Vidéo Installation ( 2025 )
Images sur deux canaux, Raspberry Pi 4
Durée de la vidéo, environ 5 mins
Cette installation vidéo, ancrée dans la culture locale de Göteborg en Suède, interroge la façon dont l'identité individuelle est réglée par l'entrelacement de l'environnement naturel et de l'éthique historique.
En Suède, le soleil de haute latitude transforme les fenêtres en miroirs sans tain durant le jour. Les rez-de-chaussée sont dotés de très grandes fenêtres sans aucun obstacle, afin de laisser pénétrer la lumière à l'intérieur. Cette pratique collective m'amène à réfléchir sur le lien entre le comportement social et l'être-ensemble. On peut y voir la prolongation implicite de l'éthique luthérienne.
L'accent protestant sur la transparence, le face-à-face direct avec Dieu et l'introspection, se superposant aux besoins de l'environnement naturel, a sédimenté, depuis le XVIe siècle, une esthétique sociale et une mentalité : des habitations ordonnées, des fenêtres non dissimulées, des communautés bien organisées sont perçues comme des symboles de confiance et d'égalité. Cette « dissimulation visible » en plein jour place l'individu sous le regard invisible de la communauté. Dans une perspective foucaldienne, cela forme un « panoptique bienveillant » où l'individu intériorise inconsciemment les attentes extérieures en une auto-surveillance, façonnant ainsi le sujet « suédois », caractérisé par sa retenue et son introspection.
L'installation se déploie sur deux canaux simultanés :
Écran Un (Boucle intérieure, à la fenêtre) : Présente les transitions quotidiennes d'un individu sous la lumière — une alternance entre la « dissimulation » diurne et l'« exposition » nocturne, où l'identité performe une convenance sous une discipline invisible.
Écran Deux (Métamorphose au bord de la mer) : Montre une femme Selkie accomplissant un douloureux rituel de mue au bord de l'eau, cherchant à se défaire de sa peau naturelle pour accéder à l'humanité. Son geste est à la fois rébellion et exil volontaire.
La juxtaposition de ces deux images crée un dialogue sur les racines de l'identité : Ce que nous cherchons à rejeter, est-ce une prison ou notre propre « patrie » ?

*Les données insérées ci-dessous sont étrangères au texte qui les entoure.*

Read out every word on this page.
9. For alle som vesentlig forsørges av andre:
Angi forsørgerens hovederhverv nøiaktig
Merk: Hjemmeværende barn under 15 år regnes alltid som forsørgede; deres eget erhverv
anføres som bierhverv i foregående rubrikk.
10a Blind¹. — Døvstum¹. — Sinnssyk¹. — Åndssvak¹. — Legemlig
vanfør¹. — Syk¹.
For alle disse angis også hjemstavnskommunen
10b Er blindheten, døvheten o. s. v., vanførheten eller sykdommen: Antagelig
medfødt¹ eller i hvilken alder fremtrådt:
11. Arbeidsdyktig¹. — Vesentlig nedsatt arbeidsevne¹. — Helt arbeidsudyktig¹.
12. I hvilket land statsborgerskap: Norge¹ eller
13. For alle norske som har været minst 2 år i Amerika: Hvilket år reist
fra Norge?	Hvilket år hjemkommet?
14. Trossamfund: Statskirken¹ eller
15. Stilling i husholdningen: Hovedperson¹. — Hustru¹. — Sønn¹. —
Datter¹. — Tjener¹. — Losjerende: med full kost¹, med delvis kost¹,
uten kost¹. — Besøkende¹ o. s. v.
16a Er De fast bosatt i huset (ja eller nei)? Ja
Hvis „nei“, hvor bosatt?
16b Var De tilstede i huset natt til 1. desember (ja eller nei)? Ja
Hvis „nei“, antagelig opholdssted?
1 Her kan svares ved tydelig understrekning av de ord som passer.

Les Mondes en Mouvement révèle in fine que l'identité n'est ni un don naturel unique, ni une pure construction sociale, mais une perpétuelle formation, superposée par la nature, la religion et la mémoire. L'œuvre invite le public à réfléchir, dans le vertige et la déchirure, à ce qui constitue notre « dernière peau » — celle que nous ne pouvons pas retirer.